The last two paragraphs answer Question One.  The answer to Question Two is, after Arizona's legal battles over SB 1070 are concluded, we might have a very similar situation to the one described above.  There will be "sanctuary" or "illegal alien" states, and there will be "rule of law" or "no illegal alien" states.

The Department of Justice's attorneys attempted to enjoin all the illegal immigration fighting legislation contained in SB 1070.  They didn't succeed. Certainly, key parts were temporarily suspended.  Indeed, those injunctions may become permanent upon further judicial review.  Several key provisions were left standing, however and, as this is being written, Maricopa County sweeps for illegal aliens are taking place.  Further, in anticipation of immigration law enforcement legislation being enacted, tens of thousands of the undocumented, along with their family members, have fled Arizona for friendlier terrain.

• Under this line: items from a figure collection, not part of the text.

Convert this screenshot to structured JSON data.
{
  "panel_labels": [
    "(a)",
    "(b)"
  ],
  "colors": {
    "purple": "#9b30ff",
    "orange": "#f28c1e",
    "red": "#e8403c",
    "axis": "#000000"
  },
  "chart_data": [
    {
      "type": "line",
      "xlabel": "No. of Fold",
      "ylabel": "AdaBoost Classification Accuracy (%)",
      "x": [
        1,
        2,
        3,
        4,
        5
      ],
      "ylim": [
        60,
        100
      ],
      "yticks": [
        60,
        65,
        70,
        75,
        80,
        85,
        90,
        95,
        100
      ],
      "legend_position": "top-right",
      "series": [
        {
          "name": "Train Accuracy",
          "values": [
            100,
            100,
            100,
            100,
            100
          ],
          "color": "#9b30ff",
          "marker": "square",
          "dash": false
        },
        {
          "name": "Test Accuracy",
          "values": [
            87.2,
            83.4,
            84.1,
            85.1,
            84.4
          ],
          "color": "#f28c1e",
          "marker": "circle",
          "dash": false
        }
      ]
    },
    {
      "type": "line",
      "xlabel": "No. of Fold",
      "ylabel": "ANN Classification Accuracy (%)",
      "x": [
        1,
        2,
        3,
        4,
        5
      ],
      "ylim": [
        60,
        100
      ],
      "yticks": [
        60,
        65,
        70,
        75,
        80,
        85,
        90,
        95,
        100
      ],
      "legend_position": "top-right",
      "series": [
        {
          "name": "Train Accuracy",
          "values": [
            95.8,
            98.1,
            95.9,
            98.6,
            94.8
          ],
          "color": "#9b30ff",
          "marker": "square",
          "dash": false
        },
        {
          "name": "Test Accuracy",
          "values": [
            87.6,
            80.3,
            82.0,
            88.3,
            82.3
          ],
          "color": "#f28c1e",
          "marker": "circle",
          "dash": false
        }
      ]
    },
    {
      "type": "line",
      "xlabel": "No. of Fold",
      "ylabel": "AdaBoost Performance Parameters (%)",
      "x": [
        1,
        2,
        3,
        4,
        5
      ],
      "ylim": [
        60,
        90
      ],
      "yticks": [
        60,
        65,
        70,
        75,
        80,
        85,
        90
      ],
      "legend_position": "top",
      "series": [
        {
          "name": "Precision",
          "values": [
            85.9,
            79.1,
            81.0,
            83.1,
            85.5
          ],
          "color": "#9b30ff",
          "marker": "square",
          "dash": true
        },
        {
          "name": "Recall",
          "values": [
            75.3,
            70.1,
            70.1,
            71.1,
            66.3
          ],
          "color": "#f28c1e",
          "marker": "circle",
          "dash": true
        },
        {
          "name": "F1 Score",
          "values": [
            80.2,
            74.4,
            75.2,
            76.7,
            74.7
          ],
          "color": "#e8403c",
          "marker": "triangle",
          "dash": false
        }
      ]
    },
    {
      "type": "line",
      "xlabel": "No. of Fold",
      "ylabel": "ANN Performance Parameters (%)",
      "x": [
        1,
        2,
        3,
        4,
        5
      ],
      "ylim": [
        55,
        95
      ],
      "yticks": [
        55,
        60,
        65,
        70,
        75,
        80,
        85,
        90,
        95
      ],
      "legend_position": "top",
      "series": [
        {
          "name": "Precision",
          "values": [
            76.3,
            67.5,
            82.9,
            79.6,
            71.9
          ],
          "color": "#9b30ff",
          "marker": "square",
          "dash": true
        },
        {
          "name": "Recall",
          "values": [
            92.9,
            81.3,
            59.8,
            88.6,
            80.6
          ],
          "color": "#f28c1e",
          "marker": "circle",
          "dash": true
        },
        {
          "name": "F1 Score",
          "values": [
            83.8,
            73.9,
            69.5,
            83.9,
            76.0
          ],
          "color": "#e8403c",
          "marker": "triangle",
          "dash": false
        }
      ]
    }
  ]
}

The bottom line is that states can engage in some fashion of immigration law enforcement.  No knowledgeable party has represented otherwise.  287(g) employee checks, day laborer restriction regulations, and a host of other programs or currently existing laws are available to states that want to deter the influx of the marginally educated and financially needy population that is unlawfully setting up house in their cities and villages.

In fact, the SB 1070 litigation is likely to better clarify what the limits are regarding the federal government's ability to prevent states from performing the immigration enforcement-related duties it has avoided.  Nonetheless, some of SB 1070 will remain standing, and with it, the ability to encourage illegal aliens to flee.

States already considering Arizona-type laws (Pennsylvania, Tennessee, Oklahoma ...) will have a blueprint after the Supreme Court has spoken, and may decide to follow suit.  And certainly, there are illegal alien saturated locations in the United States, such as California, New York and New Mexico, that are currently far too politically liberal to anticipate that they are the next locations where an "Arizona uprising" is likely to unfold.

Will most illegal aliens in "rule of law" states head home?  Probably not. Particularly when the economy improves.  They're likely to pack up for Los Angeles, Houston, Chicago and other locations with entrenched sanctuary policies.

In short, the illegal alien saturated states will become more so, and the less hospitable will reap much smaller and quieter populations of those "living in the shadows."  There'll essentially be Illegal Alien States and Non-Illegal Alien States.

Will California, Illinois and Texas exploit their abundant "resource" and become reborn manufacturing centers, fueled by sub-minimum wage laborers?  Will Arizona, Pennsylvania and Ohio flourish with improved public schools and greatly reduced tax burdens.  Hold on to your hats.  There's a reasonable chance we'll find out before the last of the baby-boomer generation reaches retirement age.